Il importe de souligner qu’au niveau de la compréhension de la parole, l’interlocuteur présume que l’énoncé est le plus pertinent possible que le locuteur pouvait produire. Il y a attente de pertinence. C’est pour cette raison que le locuteur est appelé à produire un énoncé optimal. Le MC met en évidence le processus dont l’aboutissement est un énoncé optimal. Ce dernier répond à l’attente de pertinence stipulée par la TP au niveau de la compréhension des énoncés. En d’autres termes, la TP, tout en étant du côté de l’interprétation, est intimement liée au MC dans la communication humaine.

Par ailleurs, nous tenons à souligner que, à part le cas de (140) où le morphème -ki- est manifestement en conflit avec -li-, dans les autres usages de -ki-, le morphème n’est pas en conflit avec un autre morphème.

Le morphème -ki- étant un morphème participant dans le cadre du discours, il faudrait examiner l’apport du Modèle des Inférences Directionnelles (MID) à son interprétation.

5.3.4 –ki- et le Modèle des Inférences Directionnelles (MID)

Dans la discussion précédente de -ki- et le MC, nous avons souligné l’importance des facteurs contextuels. En effet, nous avons argué que les informations contextuelles bloquent les instructions de -ki-. Cette observation s’inscrit bien dans le MID (Moeschler 2000a). Selon le MID, les informations contextuelles sont plus fortes que les informations linguistiques. C’est le principe A du modèle.

Principe A

L’information contextuelle est plus forte que l’information linguistique.

Dans (140), le morphème -ki- présente les jours comme étant en train de passer.

Mais les informations contextuelles permettent à l’interlocuteur d’interpréter les jours comme étant déjà écoulés. Donc, les instructions de -ki- sont rendues caduques.
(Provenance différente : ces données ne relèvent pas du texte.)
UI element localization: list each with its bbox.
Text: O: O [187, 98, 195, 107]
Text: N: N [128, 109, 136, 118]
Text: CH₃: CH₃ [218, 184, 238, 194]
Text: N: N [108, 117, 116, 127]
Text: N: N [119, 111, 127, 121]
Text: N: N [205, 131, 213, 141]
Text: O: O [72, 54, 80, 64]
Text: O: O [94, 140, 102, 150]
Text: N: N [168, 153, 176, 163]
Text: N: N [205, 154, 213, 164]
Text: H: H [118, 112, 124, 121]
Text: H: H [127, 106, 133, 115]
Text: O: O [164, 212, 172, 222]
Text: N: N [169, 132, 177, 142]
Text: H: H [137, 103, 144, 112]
La discussion sur les emplois de -ki- nous amène à proposer une hypothèse sur la combinaison de -ki- avec d’autres morphèmes :

Hypothèse

Dans un discours composé de deux éventualités, la présence de -ki- dans la seconde instaure une relation de simultanéité entre elles.5

Soit les exemples (143) à (146) :

(143) A-na-kula a-ki-imba.

Elle/il-MTA-manger elle/il-MTA-chanter

Elle/il mange en chantant.’

(144) A-li-kula a-ki-imba.

Elle/il-MTA-manger elle/il-MTA-chanter

Elle/il a mangé en chantant.’

(145) A-me-kula a-ki-imba.

Elle/il-MTA-manger elle/il-MTA-chanter

Elle/il a mangé en chantant.’

(146) A-ta-kula a-ki-imba.

Elle/il-MTA-manger elle/il-MTA-chanter

Elle/il mangera en chantant.’

On voit que la première éventualité peut être présente (-na-), passé (-li-/-me-) ou future (-ta-). Mais la présence de -ki- dans la seconde éventualité instaure la relation de simultanéité avec la première ; d’où notre hypothèse. Nous développons cette hypothèse dans la discussion détaillée du MID au chapitre 7.